In military slang, a spider hole is a type of camouflaged one-man foxhole, used for observation.

Etymology 

The term is usually understood to be an allusion to the camouflaged hole constructed by the trapdoor spider.

According to United States Marine Corps historian Major Chuck Melson, the term originated in the American Civil War, when it meant a hastily dug foxhole.

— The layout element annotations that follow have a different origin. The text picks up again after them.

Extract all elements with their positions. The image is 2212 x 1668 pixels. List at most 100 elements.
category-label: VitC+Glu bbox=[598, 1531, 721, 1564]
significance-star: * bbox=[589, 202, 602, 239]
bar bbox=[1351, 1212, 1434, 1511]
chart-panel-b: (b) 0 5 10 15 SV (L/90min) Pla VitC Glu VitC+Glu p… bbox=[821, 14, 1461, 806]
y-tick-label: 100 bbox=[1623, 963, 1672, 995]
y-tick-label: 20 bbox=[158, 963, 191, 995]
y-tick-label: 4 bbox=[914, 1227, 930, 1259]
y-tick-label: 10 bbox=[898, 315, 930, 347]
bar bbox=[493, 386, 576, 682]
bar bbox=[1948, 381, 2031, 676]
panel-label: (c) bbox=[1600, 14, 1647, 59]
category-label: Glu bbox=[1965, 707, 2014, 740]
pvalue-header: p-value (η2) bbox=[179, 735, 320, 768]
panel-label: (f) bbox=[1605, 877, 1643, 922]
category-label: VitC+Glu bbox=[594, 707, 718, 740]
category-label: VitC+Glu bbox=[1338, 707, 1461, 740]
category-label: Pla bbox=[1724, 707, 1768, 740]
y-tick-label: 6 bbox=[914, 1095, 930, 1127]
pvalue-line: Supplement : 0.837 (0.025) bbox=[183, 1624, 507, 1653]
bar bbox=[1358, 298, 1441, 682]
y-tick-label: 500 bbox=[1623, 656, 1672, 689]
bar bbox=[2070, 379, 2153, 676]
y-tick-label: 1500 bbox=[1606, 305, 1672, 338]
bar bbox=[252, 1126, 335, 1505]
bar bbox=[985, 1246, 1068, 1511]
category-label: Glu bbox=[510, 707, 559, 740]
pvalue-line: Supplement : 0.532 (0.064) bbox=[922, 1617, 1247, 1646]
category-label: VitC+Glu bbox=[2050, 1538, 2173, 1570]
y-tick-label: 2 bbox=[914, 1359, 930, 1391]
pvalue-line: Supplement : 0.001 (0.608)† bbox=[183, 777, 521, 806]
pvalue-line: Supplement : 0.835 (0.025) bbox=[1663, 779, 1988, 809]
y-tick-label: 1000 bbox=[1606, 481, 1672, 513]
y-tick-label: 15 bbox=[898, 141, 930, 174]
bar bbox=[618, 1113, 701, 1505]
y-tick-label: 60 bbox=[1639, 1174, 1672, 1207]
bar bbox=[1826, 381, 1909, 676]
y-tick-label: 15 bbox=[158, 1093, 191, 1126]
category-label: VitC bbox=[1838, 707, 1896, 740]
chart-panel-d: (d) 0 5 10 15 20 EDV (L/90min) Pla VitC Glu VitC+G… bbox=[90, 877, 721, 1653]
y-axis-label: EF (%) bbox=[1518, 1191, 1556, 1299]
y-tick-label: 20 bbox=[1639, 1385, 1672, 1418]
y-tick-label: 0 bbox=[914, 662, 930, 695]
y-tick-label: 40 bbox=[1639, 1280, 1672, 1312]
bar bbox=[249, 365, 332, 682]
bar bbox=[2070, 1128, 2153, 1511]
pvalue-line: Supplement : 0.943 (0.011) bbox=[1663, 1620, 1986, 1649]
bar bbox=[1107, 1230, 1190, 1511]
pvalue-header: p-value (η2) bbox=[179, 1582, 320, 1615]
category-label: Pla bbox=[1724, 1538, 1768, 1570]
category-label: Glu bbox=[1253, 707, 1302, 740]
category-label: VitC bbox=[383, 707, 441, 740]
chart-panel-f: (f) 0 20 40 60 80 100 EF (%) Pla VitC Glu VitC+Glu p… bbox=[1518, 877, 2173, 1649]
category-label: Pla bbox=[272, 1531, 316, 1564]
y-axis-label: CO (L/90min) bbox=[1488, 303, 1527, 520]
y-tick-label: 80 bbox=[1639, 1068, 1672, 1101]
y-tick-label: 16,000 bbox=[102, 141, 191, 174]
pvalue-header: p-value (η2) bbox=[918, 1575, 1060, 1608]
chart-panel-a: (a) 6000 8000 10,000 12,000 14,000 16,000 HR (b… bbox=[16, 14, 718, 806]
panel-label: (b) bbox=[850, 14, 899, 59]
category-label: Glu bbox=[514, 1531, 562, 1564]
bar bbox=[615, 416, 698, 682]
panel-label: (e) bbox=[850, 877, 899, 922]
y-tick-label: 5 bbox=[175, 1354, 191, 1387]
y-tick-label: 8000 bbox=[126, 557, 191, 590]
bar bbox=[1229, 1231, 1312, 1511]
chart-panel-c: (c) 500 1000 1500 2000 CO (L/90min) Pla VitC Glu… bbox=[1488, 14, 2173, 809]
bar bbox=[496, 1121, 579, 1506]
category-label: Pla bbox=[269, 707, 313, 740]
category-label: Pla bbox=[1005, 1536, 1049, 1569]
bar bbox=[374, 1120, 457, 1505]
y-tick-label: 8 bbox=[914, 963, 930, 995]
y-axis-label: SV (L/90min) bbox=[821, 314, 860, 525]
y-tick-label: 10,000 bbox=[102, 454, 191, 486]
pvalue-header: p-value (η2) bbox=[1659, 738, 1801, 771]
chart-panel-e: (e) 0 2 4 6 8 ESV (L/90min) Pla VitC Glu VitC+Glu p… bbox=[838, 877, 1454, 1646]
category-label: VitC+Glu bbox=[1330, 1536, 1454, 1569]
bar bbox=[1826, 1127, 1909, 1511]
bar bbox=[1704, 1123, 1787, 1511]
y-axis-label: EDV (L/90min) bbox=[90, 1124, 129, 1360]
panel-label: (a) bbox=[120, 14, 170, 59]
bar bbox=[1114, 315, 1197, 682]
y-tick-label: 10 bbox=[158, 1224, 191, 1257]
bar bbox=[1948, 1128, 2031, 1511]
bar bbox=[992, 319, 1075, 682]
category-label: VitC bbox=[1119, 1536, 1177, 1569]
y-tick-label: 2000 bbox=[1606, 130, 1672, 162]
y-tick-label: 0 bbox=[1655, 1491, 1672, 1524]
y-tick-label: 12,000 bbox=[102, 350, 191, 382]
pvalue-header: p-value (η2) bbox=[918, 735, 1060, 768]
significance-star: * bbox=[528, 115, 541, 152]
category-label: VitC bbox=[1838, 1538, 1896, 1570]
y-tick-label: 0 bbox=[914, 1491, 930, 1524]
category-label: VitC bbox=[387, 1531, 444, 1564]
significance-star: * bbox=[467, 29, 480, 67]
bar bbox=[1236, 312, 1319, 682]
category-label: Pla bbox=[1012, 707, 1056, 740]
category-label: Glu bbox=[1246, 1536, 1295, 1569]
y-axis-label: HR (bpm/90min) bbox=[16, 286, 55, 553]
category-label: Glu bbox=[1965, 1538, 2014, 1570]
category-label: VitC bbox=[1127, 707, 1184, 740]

The American columnist William Safire claimed in the December 15, 2003, issue of the New York Times that the term originated in the Vietnam War. According to Safire, one of the characteristics of these holes was that they held a "clay pot large enough to hold a crouching man." If the pot broke, the soldier was exposed to attack from snakes or spiders, hence the name "spider hole".

Design 

A spider hole is typically a shoulder-deep, protective, round hole, often covered by a camouflaged lid, in which a soldier can stand and fire a weapon. A spider hole differs from a typical foxhole in that a foxhole is usually deeper and designed to emphasize cover rather than concealment.

Use 

Spider holes were used during World War II by Japanese forces on many Pacific battlefields, including Leyte in the Philippines and Iwo Jima. They called them  for a fancied resemblance to the pots used to catch octopuses in Japan.

Spider holes were also used by fighters of the Viet Cong and soldiers of the People's Army of Vietnam during the Vietnam War as both defensive and offensive fortifications, where VC/PAVN fighters could either seek shelter from combat with ARVN, US or other allied forces, or could conceal themselves in preparation for a surprise attack.

On December 13, 2003, during the Iraq War, American forces in Operation Red Dawn captured Iraqi president Saddam Hussein hiding in what was characterized as a "spider hole" outside an Ad-Dawr farmhouse (near his hometown of Tikrit).